You might just be passing through Bundaberg, in Queensland, Australia, but you should really consider stopping for a while. Photo from http://cloud.pleasetakemeto.com.
It’s a funny kind of place, Bundaberg; occasionally pretty, depending on what mood you’re in or how exhausted you are, sometimes full of surprises if you can keep your eyes open for long enough to spot them, and in the fruit and veg picking season, chock full of backpackers looking for work.
I saw Bundaberg, or Bundy as it’s affectionately known as, through the eyes of one such over-worked, under-paid and malnourished backpacker. Not exactly cut out for manual labour, I toiled and sweated myself into a state of exhausted oblivion while there; stumbling along in the heat of the Australian sun trying to pick enough snow peas to fill my seemingly bottomless bucket, sorting sweet potatoes into size categories on a conveyor belt that I swore sped up when it got to me, or plucking tomatoes from vines under the watchful eye of a sexist farmer who seemed to love his job just a little bit too much.
If, like me, you don’t have qualifications or specific skills that mean you might be able to apply for a job while you’re backpacking around Australia (and providing you have a work visa, naturally), when your funds begin to dwindle and the bank of mum and dad appears to have run dry, you might consider similar work to mine in a place just like Bundaberg. In the picking season, work there is plentiful and reasonably reliable, and there are many hostels that will arrange the work for you and often allow you to stay with them at discounted rates. It’s back-breaking labor and you’ll definitely feel as if you’ve really earned every dollar that you’ve made, but it’s money at the end of the day, and your memory bank will thank you for it.
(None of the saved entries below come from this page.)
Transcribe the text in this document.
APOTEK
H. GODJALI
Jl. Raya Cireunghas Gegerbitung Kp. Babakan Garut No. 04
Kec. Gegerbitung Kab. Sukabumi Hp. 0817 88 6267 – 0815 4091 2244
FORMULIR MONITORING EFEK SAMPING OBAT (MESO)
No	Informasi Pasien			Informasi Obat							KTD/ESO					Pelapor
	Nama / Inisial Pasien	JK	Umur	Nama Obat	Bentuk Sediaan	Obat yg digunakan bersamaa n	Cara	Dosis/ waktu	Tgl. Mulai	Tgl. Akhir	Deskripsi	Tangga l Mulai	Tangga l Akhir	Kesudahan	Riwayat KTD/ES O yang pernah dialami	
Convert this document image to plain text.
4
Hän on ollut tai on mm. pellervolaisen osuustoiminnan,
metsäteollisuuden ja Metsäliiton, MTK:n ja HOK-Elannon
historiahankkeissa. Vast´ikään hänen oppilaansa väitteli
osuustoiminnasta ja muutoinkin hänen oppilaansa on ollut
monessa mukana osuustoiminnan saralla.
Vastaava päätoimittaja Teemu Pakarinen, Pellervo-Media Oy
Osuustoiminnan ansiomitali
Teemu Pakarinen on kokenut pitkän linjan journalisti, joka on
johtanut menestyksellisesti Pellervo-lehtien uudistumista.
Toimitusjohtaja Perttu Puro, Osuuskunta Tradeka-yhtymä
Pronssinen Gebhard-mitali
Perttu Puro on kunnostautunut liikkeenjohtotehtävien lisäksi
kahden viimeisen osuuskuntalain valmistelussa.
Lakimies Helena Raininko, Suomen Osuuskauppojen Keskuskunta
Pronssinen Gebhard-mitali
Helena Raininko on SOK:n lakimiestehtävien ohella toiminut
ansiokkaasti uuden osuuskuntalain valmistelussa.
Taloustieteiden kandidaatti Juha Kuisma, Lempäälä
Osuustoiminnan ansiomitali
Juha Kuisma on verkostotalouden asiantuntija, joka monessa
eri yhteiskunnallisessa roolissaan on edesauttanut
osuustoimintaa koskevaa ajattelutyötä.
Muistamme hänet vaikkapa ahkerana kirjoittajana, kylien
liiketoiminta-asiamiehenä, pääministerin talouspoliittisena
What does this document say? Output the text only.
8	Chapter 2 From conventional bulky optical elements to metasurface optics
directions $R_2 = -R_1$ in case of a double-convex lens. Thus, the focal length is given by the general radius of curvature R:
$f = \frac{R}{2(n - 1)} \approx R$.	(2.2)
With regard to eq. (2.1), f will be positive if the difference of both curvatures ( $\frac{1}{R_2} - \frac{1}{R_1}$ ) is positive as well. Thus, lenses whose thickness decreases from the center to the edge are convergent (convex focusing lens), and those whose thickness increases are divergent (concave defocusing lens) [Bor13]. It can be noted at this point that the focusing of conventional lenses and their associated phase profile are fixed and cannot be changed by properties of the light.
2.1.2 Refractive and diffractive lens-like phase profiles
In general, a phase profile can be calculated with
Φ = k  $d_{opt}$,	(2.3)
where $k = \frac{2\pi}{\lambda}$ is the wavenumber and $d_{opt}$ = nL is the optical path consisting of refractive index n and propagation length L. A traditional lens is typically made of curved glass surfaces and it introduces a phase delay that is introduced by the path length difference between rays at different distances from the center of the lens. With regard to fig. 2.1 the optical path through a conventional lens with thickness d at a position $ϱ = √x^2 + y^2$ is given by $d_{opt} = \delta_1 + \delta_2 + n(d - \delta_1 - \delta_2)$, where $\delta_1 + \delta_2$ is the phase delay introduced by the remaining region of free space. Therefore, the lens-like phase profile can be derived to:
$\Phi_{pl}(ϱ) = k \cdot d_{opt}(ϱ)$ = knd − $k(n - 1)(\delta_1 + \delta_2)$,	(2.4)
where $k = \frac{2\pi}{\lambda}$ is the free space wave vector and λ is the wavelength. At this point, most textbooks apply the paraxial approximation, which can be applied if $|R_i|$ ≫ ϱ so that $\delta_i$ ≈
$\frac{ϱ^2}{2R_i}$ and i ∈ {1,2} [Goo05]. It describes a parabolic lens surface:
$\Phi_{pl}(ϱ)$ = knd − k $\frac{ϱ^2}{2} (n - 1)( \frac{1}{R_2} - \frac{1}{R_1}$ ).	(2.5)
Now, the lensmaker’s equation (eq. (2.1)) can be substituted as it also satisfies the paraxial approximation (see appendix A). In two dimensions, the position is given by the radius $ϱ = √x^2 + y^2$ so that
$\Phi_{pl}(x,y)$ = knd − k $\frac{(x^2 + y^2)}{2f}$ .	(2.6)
But whatever I may have felt about Bundy at the time, I now feel I must pay homage to it, as without such a place, I may not have been able to save up enough money to explore the rest of Australia, and it really does have more to offer than pea picking.
365km north of Brisbane (a 4 hour drive or 6 hour bus journey), and only 10km from the ocean and it’s beautiful beaches, Bundaberg, split in two by The Burnett River, is the southernmost access point to the Great Barrier Reef. If wanting to visit the Reef, both Lady Elliot and Lady Musgrove Island are accessible from Bundaberg or the town of 1770 and both offer amazing opportunities to spot turtles, dolphins, and various other species of marine life, not to mention some beautiful examples of coral and abundant sea birds. The waters are pretty clear all year round and if you’re there at the right season, you may see turtle hatchlings emerging from the sand or migrating humpback whales.
Also reknowned for its population of Loggerhead, Flatback and Green turtles, Mon Repos Conservation Park is situated on a mainland beach, and from November to March you can take a night tour to see the turtles coming ashore to lay their eggs, or you may be privvy to the hatchlings emerging from their nests and heading seaward.
There are several remaining wetland areas in the Bundaberg locality; Baldwin Swamp Conservation Park provides the local waterbirds and other wildlife with a popular breeding ground, and Burrum Coast National Park is an area of protected coastal lowland with swamps, wallum heaths and mangroves. From here you can go canoeing, birdwatching, fishing, or simply pitch up a tent at Burrum Point and camp out under the stars.
Often associated with Bundaberg Rum, visitors to the town can spend time at the Bundaberg Rum Distillery and learn more about the production of Australia’s most famous spirit, the first barrel of which was rolled out in 1888.
As I sit and write this, I find myself wishing that I’d had the energy to explore more of Bundy when I was there, and hadn’t just seen it as a place to stay until I’d earned enough money to continue on my travels. So if you find yourself at Bundy, most likely as you’re making your way up or down Australia’s East Coast, by all means stay there and earn yourself some dollars to support the rest of your travels, but do try and see it as more than just a pea pickers paradise.